И тут же рядом – гибель богов. Собственно, вся история ВКП(б) – КПСС – это история распада кланов, сначала обустроившихся в коричневатом рембрандтовском сумраке квартир в Доме на набережной окнами на дробящееся отражение Кремля в Москве-реке, а затем исчезнувших и пожравших друг друга с механической жестокостью термитов.
И никто никогда не замечает распада социальной ткани, который происходит под носом: “На юге в девятнадцатом кипела какая-то нелепая, веселая жизнь, туда съехалось много интересных людей, артисты, писатели, выходил журнальчик «Донская волна». Рестораны в Новочеркасске были полны. Все уже трещало и рушилось, но люди не понимали…”
Я перечитываю Трифонова насквозь, кроме, быть может, “Студентов”, “Отблеска костра” (и ни разу не дочитал до конца книгу творческого кризиса – “Утоление жажды”) и статей, раз в пять-шесть лет. Для того чтобы сверить часы – освежить понимание людей не столько советской, сколько постсоветской эпохи.
Трифонову скоро сравняется сто лет. Много, потому что век – это впечатляет. И до странного мало, потому что он описал людей, живших десятки лет тому назад, а оказалось, что предъявил миру нас сегодняшних. И всё по той причине, что, как он написал за четыре месяца до смерти, в свой необычайно продуктивный период, когда были закончены “Время и место”, “Опрокинутый дом” и летело к концу “Исчезновение”, нить одна: “…она состоит из любви, смерти, надежд, разочарований, отчаяния и счастья, краткого, как порыв ветра”.
Крик шепотом
Сегодняшняя архаизация публичного разговора и представлений о реальности проявляется не только в устрашающе карикатурной подражательности действиям и логике советских властей 50-, 60-, 70-летней давности, но и в том, насколько почти неправдоподобно актуальным оказывается дискурс инакомыслия тех баснословных времен. Александр Аркадьевич Галич умер в 1977-м, а его песни можно распространять, как удачные комментарии в соцсетях к самым животрепещущим темам из новостной ленты.
Собственно, гитара и “домашники” (как потом “квартирники”) такими социальными сетями и были. Технические средства доставки – дефицитные магнитофоны, редко кому доступные ксероксы, перепечатываемый и переплетавшийся самиздат: “Эрика берет четыре копии” (согласно одному их самых известных “мемов” самого Галича), а для переплетов существовали соответствующие мастерские, включая, для самых продвинутых, – мастерскую Льва Турчинского в ГМИИ. Социально-сетевым был и способ разговора и описания повседневности: лирическо-ироническая беседа или рассказ о реальности с использованием стихов, речитативов, песен под гитару – ну не под рояль же! Театрально-игровой Александр Галич дополнялся нахраписто-псевдонародным Владимиром Высоцким и деликатным, как интеллигентское покашливание, Булатом Окуджавой. Разве что Мераб Мамардашвили не пел свои лекции под гитару приятным баритоном, хотя его смело можно ставить в этот социально-сетевой ряд.

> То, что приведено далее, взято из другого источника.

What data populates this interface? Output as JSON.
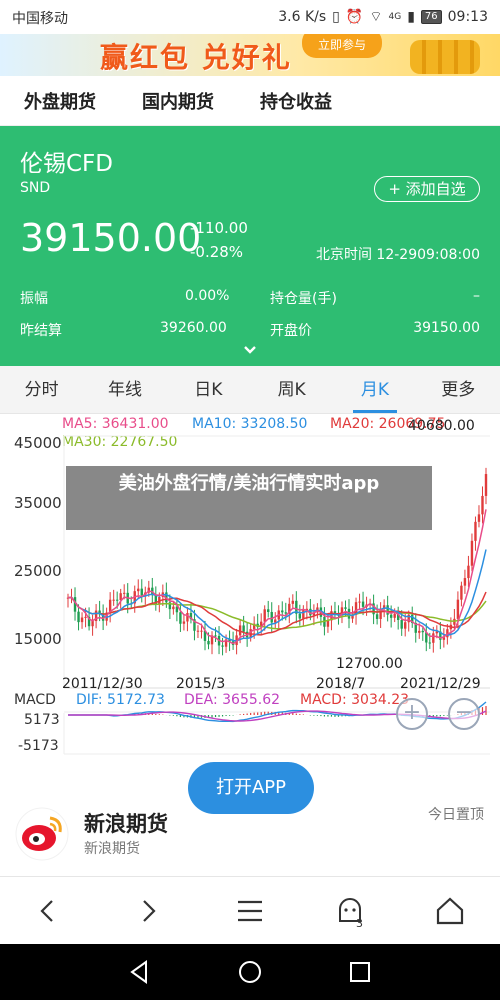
{
  "status_bar": {
    "carrier": "中国移动",
    "speed": "3.6 K/s",
    "network": "4G",
    "battery": "76",
    "time": "09:13"
  },
  "banner": {
    "text": "赢红包 兑好礼",
    "button": "立即参与"
  },
  "top_nav": {
    "items": [
      "外盘期货",
      "国内期货",
      "持仓收益"
    ]
  },
  "quote": {
    "name": "伦锡CFD",
    "code": "SND",
    "add_watch": "+ 添加自选",
    "price": "39150.00",
    "change": "-110.00",
    "change_pct": "-0.28%",
    "time_label": "北京时间 12-2909:08:00",
    "stats": {
      "amplitude_label": "振幅",
      "amplitude": "0.00%",
      "open_interest_label": "持仓量(手)",
      "open_interest": "–",
      "prev_settle_label": "昨结算",
      "prev_settle": "39260.00",
      "open_label": "开盘价",
      "open": "39150.00"
    },
    "colors": {
      "panel": "#2ebd72"
    }
  },
  "period_tabs": {
    "items": [
      "分时",
      "年线",
      "日K",
      "周K",
      "月K",
      "更多"
    ],
    "active": "月K",
    "active_color": "#2c8fe0"
  },
  "chart_labels": {
    "ma5": "MA5: 36431.00",
    "ma10": "MA10: 33208.50",
    "ma20": "MA20: 26069.75",
    "ma30": "MA30: 22767.50",
    "y_ticks": [
      "45000",
      "35000",
      "25000",
      "15000"
    ],
    "high": "40680.00",
    "low": "12700.00",
    "x_ticks": [
      "2011/12/30",
      "2015/3",
      "2018/7",
      "2021/12/29"
    ],
    "macd": "MACD",
    "dif": "DIF: 5172.73",
    "dea": "DEA: 3655.62",
    "macd_val": "MACD: 3034.23",
    "macd_ticks": [
      "5173",
      "-5173"
    ],
    "overlay_title": "美油外盘行情/美油行情实时app",
    "zoom_in": "+",
    "zoom_out": "−",
    "colors": {
      "ma5": "#e84d8a",
      "ma10": "#2c8fe0",
      "ma20": "#e03b3b",
      "ma30": "#8bbb2a",
      "up": "#e03b3b",
      "down": "#1f9e52"
    }
  },
  "promo": {
    "brand": "新浪期货",
    "brand_sub": "新浪期货",
    "open_button": "打开APP",
    "today": "今日置顶"
  },
  "browser_bar": {
    "icons": [
      "back-icon",
      "forward-icon",
      "menu-icon",
      "tabs-icon",
      "home-icon"
    ],
    "tabs_count": "3"
  },
  "system_nav": {
    "icons": [
      "nav-back-icon",
      "nav-home-icon",
      "nav-recent-icon"
    ]
  }
}
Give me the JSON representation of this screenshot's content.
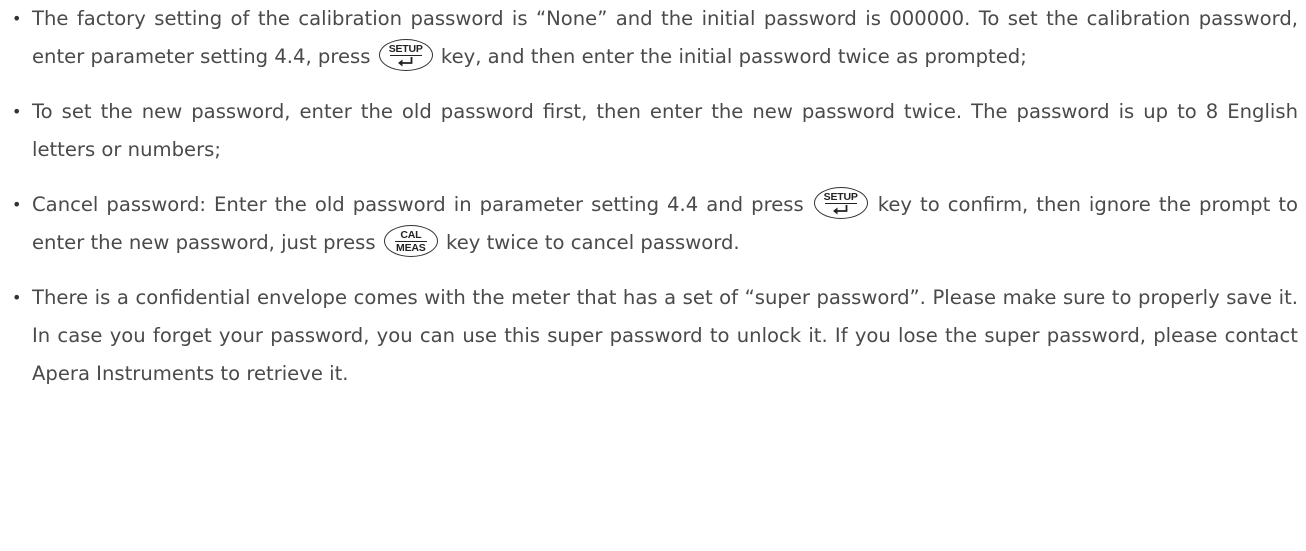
{
  "keys": {
    "setup": {
      "top": "SETUP",
      "bottom_icon": "enter-arrow-icon"
    },
    "cal_meas": {
      "top": "CAL",
      "bottom": "MEAS"
    }
  },
  "bullets": [
    {
      "t1": "The factory setting of the calibration password is “None” and the initial password is 000000. To set the calibration password, enter parameter setting 4.4, press ",
      "t2": " key, and then enter the initial password twice as prompted;"
    },
    {
      "t1": "To set the new password, enter the old password first, then enter the new password twice. The password is up to 8 English letters or numbers;"
    },
    {
      "t1": "Cancel password: Enter the old password in parameter setting 4.4 and press ",
      "t2": " key to confirm, then ignore the prompt to enter the new password, just press ",
      "t3": " key twice to cancel password."
    },
    {
      "t1": "There is a confidential envelope comes with the meter that has a set of “super password”. Please make sure to properly save it. In case you forget your password, you can use this super password to unlock it. If you lose the super password, please contact Apera Instruments to retrieve it."
    }
  ]
}
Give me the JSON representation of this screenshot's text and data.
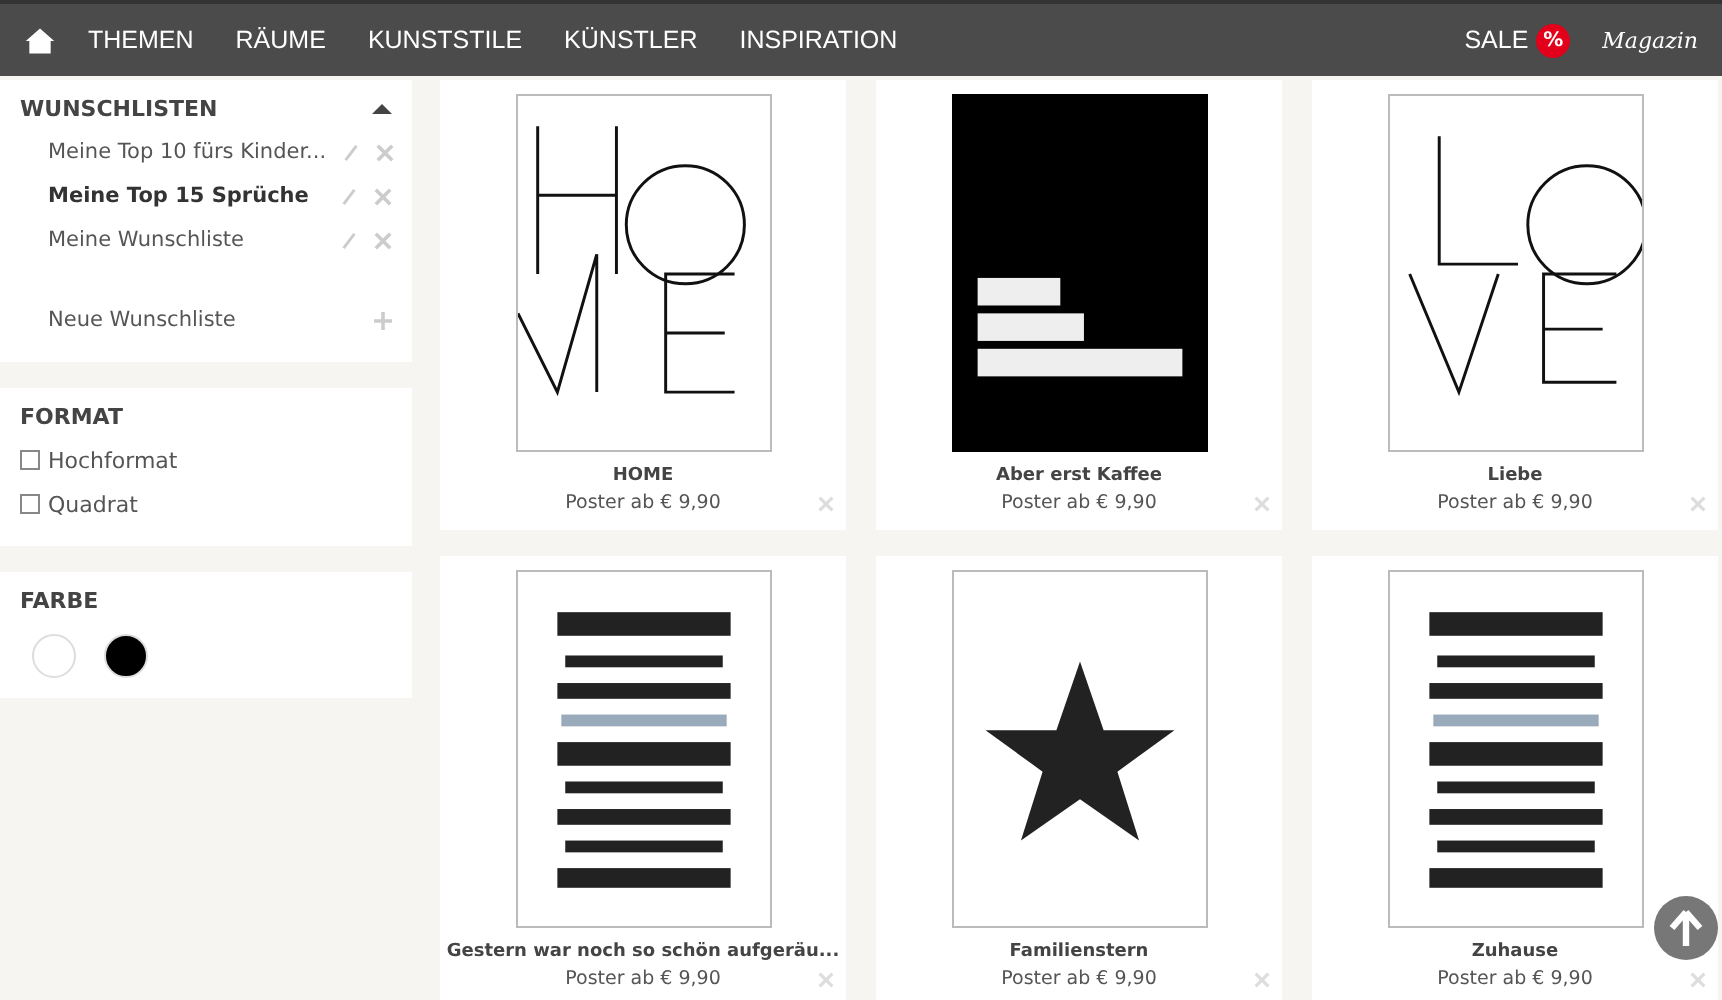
{
  "nav": {
    "items": [
      "THEMEN",
      "RÄUME",
      "KUNSTSTILE",
      "KÜNSTLER",
      "INSPIRATION"
    ],
    "sale": "SALE",
    "sale_badge": "%",
    "magazine": "Magazin"
  },
  "wishlists": {
    "title": "WUNSCHLISTEN",
    "expanded": true,
    "items": [
      {
        "label": "Meine Top 10 fürs Kinder...",
        "selected": false
      },
      {
        "label": "Meine Top 15 Sprüche",
        "selected": true
      },
      {
        "label": "Meine Wunschliste",
        "selected": false
      }
    ],
    "new_list": "Neue Wunschliste"
  },
  "format": {
    "title": "FORMAT",
    "options": [
      {
        "label": "Hochformat",
        "checked": false
      },
      {
        "label": "Quadrat",
        "checked": false
      }
    ]
  },
  "color_filter": {
    "title": "FARBE",
    "swatches": [
      {
        "color": "#ffffff",
        "selected": false
      },
      {
        "color": "#000000",
        "selected": false
      }
    ]
  },
  "products": [
    {
      "kind": "home",
      "title": "HOME",
      "price": "Poster ab € 9,90"
    },
    {
      "kind": "dark",
      "title": "Aber erst Kaffee",
      "price": "Poster ab € 9,90"
    },
    {
      "kind": "love",
      "title": "Liebe",
      "price": "Poster ab € 9,90"
    },
    {
      "kind": "lines",
      "title": "Gestern war noch so schön aufgeräu...",
      "price": "Poster ab € 9,90"
    },
    {
      "kind": "star",
      "title": "Familienstern",
      "price": "Poster ab € 9,90"
    },
    {
      "kind": "lines",
      "title": "Zuhause",
      "price": "Poster ab € 9,90"
    }
  ]
}
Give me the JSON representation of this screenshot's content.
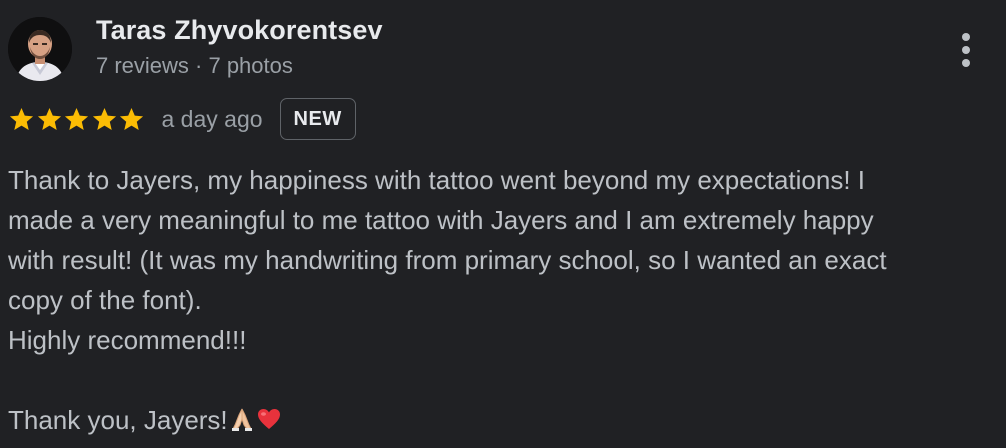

Александр Аркадьевич щадил свою аудиторию – он вообще, по воспоминаниям историка искусства Игоря Голомштока, был человеком мягким и добрым. Щадил в том смысле, что не требовал от нее подвигов. Ему было достаточного того, что эти обыкновенные советские люди находили в себе смелость его слушать, чуть ли не по сто человек набиваясь в обычную комнату. И это был тот самый советский образованный городской средний класс, который Александр Солженицын презрительно назвал – в те же годы, что Галич пел, – “образованщиной” за стремление приспособиться к обстоятельствам советской власти, держа фигу в кармане. Галич рассуждал совершенно иначе: этим людям тридцать – сорок лет, они обзаводятся семьями, им нужно эти семьи обеспечивать, ждать от них бескомпромиссности нечестно, они и так читают запрещенные книги, слушают “голоса” и приходят на нелегальные концерты. Но они такая же часть сопротивления, что и открытые диссиденты. Это, по определению Галича, представители “молчаливого резистанса”, тихого, но последовательного этического сопротивления. Машину власти ты сломать не можешь, а слушать Галича у себя в квартире – да.